Lucy’s voice echoes down the staircase as she slides down the steps on her bottom like a tiny hurricane
Lenzin laughs against my lips before he even turns, the sound warms the parts of me that the kiss didn’t.
I barely step back before she launches herself at him.
He catches her easily, scooping her up before she can crash into his legs.
“Easy there.” He laughs, lifting her high before settling her against his hip.
“You’re home!” she squeals, grabbing his cheeks with both hands.
“I am home.”
“You gots to see my new room!”
“Oh yeah?”
“It’s upstairs, and it’s big, and Erin says I’m promoted, and there’s gonna be a reading corner and I can put my books there, and we gotta go see it.”
He looks at me with brown eyes, light, and so happy. “Right now, then.”
“Yes!”
From down the hall, Erin appears, hair a complete mess, one hand pushing it out of her face as she walks toward the kitchen.
She stops to take in the scene.
Lenzin is carrying Lucy toward the stairs, her laughter and excitement about showing him, and his obvious because of her. Our Lucy.
Erin looks between all of us and smiles slowly. “Well, this seems like a good morning.”
“They all are.” I sigh as I watch them head up.
“Come on, my mommy and my Erin,” Lucy yells to us.
We’ve eaten breakfast, Erin has left for her conference, and Hank has returned. Lucy is giving him a tour now.
Lenzin walks over and turns me from the sink to face him, and kneels in front of me, framing my belly with his hands. “Papa skuchal po vam, moi malen'kie serdechki.” Daddy missed you, my little hearts.
He looks up at me, brown eyes warm and soft.
“I want us, you and me, Schatz, to adopt Lucy, our first herzchen. I want her to share our name, whatever it will be.” He presses a kiss to my shirt and stands fully, brown eyes warm and soft.
“I should apologize for overstepping, but I won’t lie and say it won’t continue to happen.
I want you and me… us to have everything we deserve.
To give Lucy and those to come, everything they deserve.
Love, Hildy. Loving you has made me the man I didn’t know I could become or wanted to be. ”
Damn it, how can I even be mad now?
“I will overstep in effort to give you peace, and happiness, and whatever else it is you want.”
“I—”
“You do the same. The room? Lucy’s and ours?” He holds his hand to his chest. “Didn’t expect that to happen so soon, but that’s us.” He holds his hand over my belly. “Unexpected perfection.”

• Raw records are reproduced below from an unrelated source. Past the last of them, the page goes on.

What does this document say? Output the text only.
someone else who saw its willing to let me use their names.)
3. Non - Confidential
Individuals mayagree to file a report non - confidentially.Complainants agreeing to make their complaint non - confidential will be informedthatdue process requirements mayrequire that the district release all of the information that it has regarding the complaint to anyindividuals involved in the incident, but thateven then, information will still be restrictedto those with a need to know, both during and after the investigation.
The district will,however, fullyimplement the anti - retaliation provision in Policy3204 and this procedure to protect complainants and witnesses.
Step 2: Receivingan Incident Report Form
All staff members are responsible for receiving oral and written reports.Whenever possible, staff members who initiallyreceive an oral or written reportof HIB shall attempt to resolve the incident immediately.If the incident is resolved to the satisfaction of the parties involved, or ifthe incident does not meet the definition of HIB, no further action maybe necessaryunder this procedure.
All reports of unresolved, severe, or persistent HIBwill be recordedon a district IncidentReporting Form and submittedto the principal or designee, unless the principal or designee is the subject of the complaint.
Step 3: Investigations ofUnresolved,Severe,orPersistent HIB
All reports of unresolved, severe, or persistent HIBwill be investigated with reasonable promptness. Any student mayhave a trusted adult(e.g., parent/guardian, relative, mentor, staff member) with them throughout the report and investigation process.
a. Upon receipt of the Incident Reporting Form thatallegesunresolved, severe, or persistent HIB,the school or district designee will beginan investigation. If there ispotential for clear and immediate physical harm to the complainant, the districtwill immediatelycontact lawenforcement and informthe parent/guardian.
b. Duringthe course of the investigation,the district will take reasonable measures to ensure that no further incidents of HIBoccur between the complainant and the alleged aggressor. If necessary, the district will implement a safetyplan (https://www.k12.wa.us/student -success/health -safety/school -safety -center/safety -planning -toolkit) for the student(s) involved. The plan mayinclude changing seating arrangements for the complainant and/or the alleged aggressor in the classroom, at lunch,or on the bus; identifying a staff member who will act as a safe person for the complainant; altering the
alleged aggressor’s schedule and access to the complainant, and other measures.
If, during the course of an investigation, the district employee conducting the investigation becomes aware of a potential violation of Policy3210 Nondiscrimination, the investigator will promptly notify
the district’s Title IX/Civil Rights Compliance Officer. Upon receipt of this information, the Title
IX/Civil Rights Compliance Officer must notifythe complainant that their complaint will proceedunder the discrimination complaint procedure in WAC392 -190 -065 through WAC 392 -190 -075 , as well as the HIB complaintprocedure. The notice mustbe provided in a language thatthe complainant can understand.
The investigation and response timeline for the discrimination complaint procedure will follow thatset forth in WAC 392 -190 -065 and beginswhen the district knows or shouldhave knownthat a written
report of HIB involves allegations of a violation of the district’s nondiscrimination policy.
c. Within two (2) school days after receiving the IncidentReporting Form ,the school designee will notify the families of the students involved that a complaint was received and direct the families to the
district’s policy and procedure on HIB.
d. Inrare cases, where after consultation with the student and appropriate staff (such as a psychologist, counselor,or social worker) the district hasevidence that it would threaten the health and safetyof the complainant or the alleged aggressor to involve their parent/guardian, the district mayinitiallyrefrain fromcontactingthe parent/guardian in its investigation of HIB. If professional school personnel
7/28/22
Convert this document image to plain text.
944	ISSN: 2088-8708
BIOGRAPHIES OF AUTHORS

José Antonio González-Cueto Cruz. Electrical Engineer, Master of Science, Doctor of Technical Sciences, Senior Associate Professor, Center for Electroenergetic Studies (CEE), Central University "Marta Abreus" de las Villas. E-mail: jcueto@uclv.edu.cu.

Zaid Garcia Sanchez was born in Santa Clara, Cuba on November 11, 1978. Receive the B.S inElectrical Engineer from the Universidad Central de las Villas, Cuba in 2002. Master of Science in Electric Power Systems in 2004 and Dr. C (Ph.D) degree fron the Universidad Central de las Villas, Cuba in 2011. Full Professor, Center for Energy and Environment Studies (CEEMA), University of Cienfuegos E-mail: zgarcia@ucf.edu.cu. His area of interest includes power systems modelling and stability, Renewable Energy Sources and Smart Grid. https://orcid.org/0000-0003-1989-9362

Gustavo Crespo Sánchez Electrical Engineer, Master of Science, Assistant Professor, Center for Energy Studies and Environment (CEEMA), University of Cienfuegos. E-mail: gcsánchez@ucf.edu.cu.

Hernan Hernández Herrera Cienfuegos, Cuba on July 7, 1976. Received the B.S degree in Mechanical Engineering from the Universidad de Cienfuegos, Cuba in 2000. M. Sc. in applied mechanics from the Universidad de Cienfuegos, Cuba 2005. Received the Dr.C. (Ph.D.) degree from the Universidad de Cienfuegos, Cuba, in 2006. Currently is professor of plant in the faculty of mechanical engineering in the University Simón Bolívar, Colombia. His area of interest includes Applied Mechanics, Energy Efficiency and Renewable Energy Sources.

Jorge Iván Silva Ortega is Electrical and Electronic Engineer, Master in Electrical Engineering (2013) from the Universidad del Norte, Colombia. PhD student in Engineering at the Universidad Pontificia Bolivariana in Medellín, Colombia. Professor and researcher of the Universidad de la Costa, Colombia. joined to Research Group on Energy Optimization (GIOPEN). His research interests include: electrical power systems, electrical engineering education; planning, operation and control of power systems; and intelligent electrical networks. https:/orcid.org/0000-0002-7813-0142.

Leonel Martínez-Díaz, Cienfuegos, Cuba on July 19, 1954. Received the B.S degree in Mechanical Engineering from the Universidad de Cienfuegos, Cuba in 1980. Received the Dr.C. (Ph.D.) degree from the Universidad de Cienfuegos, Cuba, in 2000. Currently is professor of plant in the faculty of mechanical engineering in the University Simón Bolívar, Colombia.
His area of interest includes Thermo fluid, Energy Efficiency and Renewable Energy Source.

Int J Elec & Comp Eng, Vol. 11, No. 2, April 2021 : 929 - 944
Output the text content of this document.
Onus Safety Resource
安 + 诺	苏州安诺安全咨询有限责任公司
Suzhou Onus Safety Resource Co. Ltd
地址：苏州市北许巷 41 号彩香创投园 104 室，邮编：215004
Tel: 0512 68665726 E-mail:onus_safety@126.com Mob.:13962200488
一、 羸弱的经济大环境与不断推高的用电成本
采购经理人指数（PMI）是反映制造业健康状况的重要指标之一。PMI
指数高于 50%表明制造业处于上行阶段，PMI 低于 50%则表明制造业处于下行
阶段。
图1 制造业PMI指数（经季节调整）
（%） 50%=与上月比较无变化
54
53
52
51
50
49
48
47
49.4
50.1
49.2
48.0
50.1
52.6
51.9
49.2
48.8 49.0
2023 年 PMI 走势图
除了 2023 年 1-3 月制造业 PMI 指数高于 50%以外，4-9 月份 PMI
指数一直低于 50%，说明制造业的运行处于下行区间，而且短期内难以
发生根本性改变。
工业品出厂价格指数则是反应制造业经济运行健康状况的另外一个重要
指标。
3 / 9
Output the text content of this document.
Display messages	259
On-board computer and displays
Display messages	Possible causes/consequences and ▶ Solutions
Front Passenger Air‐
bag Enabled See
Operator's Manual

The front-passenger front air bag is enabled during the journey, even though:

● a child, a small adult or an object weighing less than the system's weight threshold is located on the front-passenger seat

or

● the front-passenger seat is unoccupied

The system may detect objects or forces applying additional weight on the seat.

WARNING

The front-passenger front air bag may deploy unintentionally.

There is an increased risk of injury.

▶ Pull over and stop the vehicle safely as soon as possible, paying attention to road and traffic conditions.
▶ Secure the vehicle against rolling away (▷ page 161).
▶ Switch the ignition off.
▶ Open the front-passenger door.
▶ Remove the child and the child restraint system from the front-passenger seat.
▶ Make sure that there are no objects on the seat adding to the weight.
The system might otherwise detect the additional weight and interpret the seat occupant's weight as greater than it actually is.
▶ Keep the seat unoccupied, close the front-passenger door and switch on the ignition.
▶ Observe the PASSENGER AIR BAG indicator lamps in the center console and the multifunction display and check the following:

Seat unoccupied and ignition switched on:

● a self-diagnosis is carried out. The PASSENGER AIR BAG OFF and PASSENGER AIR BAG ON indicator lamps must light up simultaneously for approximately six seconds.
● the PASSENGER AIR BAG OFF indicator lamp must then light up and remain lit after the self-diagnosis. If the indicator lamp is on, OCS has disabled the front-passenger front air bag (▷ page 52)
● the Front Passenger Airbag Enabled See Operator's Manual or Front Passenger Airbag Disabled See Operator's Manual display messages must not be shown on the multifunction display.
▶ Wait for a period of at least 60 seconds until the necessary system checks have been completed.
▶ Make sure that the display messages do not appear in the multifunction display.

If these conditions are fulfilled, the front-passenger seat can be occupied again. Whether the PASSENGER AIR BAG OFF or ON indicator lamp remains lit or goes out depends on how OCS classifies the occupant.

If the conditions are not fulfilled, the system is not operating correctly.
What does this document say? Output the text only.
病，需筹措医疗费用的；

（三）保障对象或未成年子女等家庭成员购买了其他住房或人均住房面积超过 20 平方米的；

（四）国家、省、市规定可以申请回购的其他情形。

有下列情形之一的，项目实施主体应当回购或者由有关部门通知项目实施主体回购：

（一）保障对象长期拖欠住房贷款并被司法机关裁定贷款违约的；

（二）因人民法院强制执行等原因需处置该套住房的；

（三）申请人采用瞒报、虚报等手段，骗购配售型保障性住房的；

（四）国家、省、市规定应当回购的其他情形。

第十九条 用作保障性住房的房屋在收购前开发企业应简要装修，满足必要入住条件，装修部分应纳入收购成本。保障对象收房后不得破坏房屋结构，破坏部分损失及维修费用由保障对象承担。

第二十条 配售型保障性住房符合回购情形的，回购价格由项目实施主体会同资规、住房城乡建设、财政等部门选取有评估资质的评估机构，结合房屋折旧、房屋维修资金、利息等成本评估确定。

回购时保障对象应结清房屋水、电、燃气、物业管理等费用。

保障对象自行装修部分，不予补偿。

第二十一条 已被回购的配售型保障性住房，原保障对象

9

“Stop,” I say, eyes burning as I grab the scruff of his beard and pull him down and kiss him.
“Shit,” Hank whispers from behind us.
“It’s okay, they kiss all the time,” Lucy whispers back, and I feel his lips turn into a smile.
So do mine.
Lucy is tucked against Lenzin and Hank on the couch, her legs stretched across his lap while he holds the remote in one hand. The broadcast is replaying LA’s last game, the analysts breaking down plays while Lenzin pauses every few seconds to rewind something.
Studying plays, even on a Saturday morning.
Lucy doesn’t really care about the analysis, but she loves watching the skating.
“That one fell,” she narrates as a player loses an edge.
“He got pushed,” Lenzin corrects gently.
“Sure did.” Hank chuckles.
“Oh.” She says as I walk over and sit in the chair that I love, it’s oversized, and I can curl up with my laptop and edit, which is hard when I am so wrapped up in Noelle’s stories that are equal parts steam and humor, a true escape.